The scholarships come on top of the $150 million the centre invested in new undergraduate arts degrees at Wollongong University, the University of Queensland and the Australian Catholic University.

Chief executive Simon Haines said the Ramsay Centre was providing the only significant new money for domestic bachelor degrees in the humanities and was expanding with new support to postgraduate students who want to study overseas.

It is financed by the $3 billion Ramsay Foundation, a philanthropic organisation set up by the late health sector businessman Paul Ramsay.

Dr Haines said the scholarship selection panel of nine members would be made up of academics and community representatives but only four members of the Ramsay board.

The centre was caught up in controversy over its undergraduate program when some universities turned down the course, saying the centre wanted to exercise too much control over the selection of academics and it risked being an advocate for Western civilisation rather than an observer of it.

Dr Haines said the aim of undergraduate and postgraduate programs was to give students an understanding of Western history, philosophy and literature.

The centre had “moved way past” its early critics and the three universities signed up to the undergraduate degrees had welcomed the chance to hire up to 30 new academics to do the teaching.

“Thirty new positions in the humanities at a time like this is quite something,” he said.

“At a time when young people are seeing their prospects and possibilities narrow, we hope the Ramsay Centre will become a major new source of hope and vision for them.

“Philanthropy needs to step up, think big and be forward-looking at a time like this, and nowhere more than in widening the intellectual horizons and improving the career prospects of a generation significantly affected by the pandemic.”

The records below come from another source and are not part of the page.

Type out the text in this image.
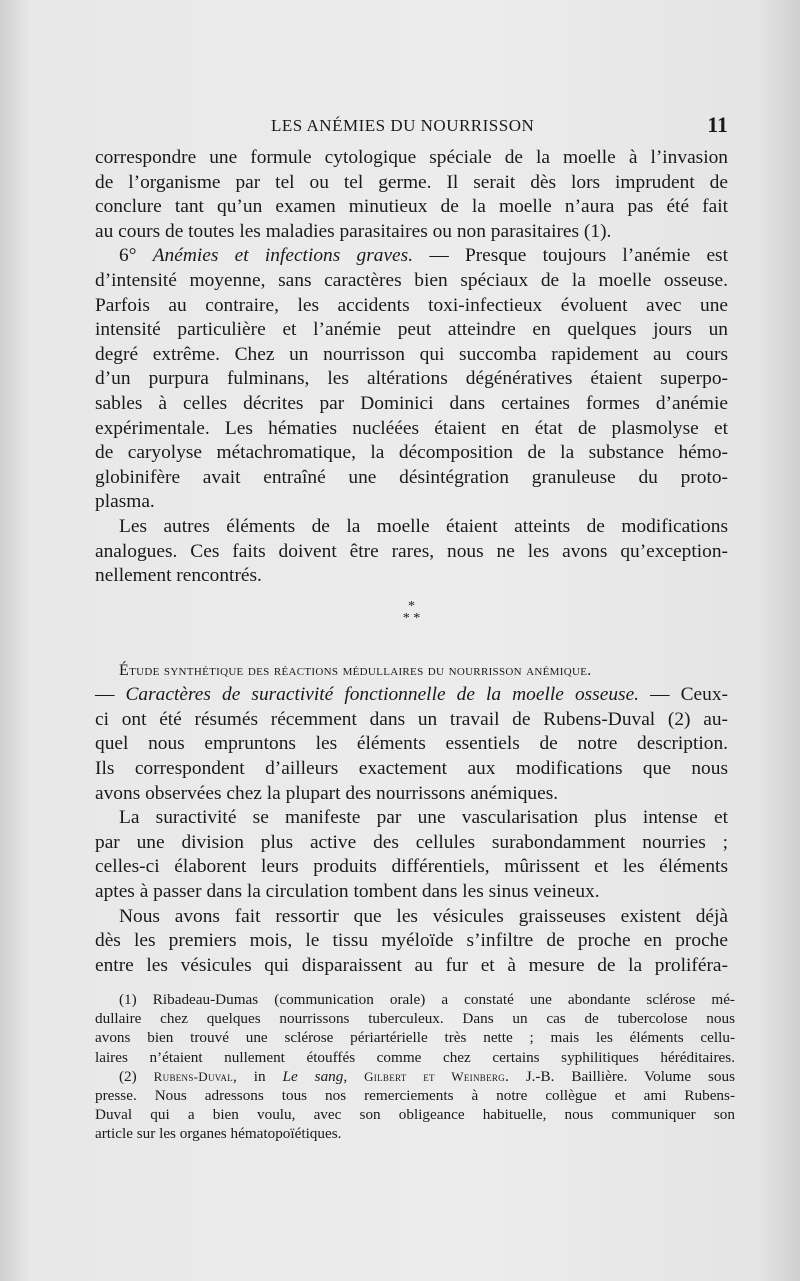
LES ANÉMIES DU NOURRISSON	11

correspondre une formule cytologique spéciale de la moelle à l’invasion
de l’organisme par tel ou tel germe. Il serait dès lors imprudent de
conclure tant qu’un examen minutieux de la moelle n’aura pas été fait
au cours de toutes les maladies parasitaires ou non parasitaires (1).

6° Anémies et infections graves. — Presque toujours l’anémie est
d’intensité moyenne, sans caractères bien spéciaux de la moelle osseuse.
Parfois au contraire, les accidents toxi-infectieux évoluent avec une
intensité particulière et l’anémie peut atteindre en quelques jours un
degré extrême. Chez un nourrisson qui succomba rapidement au cours
d’un purpura fulminans, les altérations dégénératives étaient superpo-
sables à celles décrites par Dominici dans certaines formes d’anémie
expérimentale. Les hématies nucléées étaient en état de plasmolyse et
de caryolyse métachromatique, la décomposition de la substance hémo-
globinifère avait entraîné une désintégration granuleuse du proto-
plasma.

Les autres éléments de la moelle étaient atteints de modifications
analogues. Ces faits doivent être rares, nous ne les avons qu’exception-
nellement rencontrés.

*
* *

Étude synthétique des réactions médullaires du nourrisson anémique.
— Caractères de suractivité fonctionnelle de la moelle osseuse. — Ceux-
ci ont été résumés récemment dans un travail de Rubens-Duval (2) au-
quel nous empruntons les éléments essentiels de notre description.
Ils correspondent d’ailleurs exactement aux modifications que nous
avons observées chez la plupart des nourrissons anémiques.

La suractivité se manifeste par une vascularisation plus intense et
par une division plus active des cellules surabondamment nourries ;
celles-ci élaborent leurs produits différentiels, mûrissent et les éléments
aptes à passer dans la circulation tombent dans les sinus veineux.

Nous avons fait ressortir que les vésicules graisseuses existent déjà
dès les premiers mois, le tissu myéloïde s’infiltre de proche en proche
entre les vésicules qui disparaissent au fur et à mesure de la proliféra-

(1) Ribadeau-Dumas (communication orale) a constaté une abondante sclérose mé-
dullaire chez quelques nourrissons tuberculeux. Dans un cas de tubercolose nous
avons bien trouvé une sclérose périartérielle très nette ; mais les éléments cellu-
laires n’étaient nullement étouffés comme chez certains syphilitiques héréditaires.

(2) Rubens-Duval, in Le sang, Gilbert et Weinberg. J.-B. Baillière. Volume sous
presse. Nous adressons tous nos remerciements à notre collègue et ami Rubens-
Duval qui a bien voulu, avec son obligeance habituelle, nous communiquer son
article sur les organes hématopoïétiques.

The postgraduate program includes up to 15 scholarships worth $85,000 a year for up to three years for students accepted for study overseas.

“These could be courses in law, econometrics or literature. They’re open to lawyers, economists, historians or, if they make a good case, engineers,” Dr Haines said.

Separately there are up to six scholarships of $67,000 a year, for two years, to study a master’s degree in liberal arts at St John’s College, Annapolis, in the United States.

The president of St John’s Annapolis told The Australian Financial Review the university’s MA teaches the “ideas that underpin the modern world”.

“It is intended to be a liberal, free, open-inquiry, rational critique of received opinions.”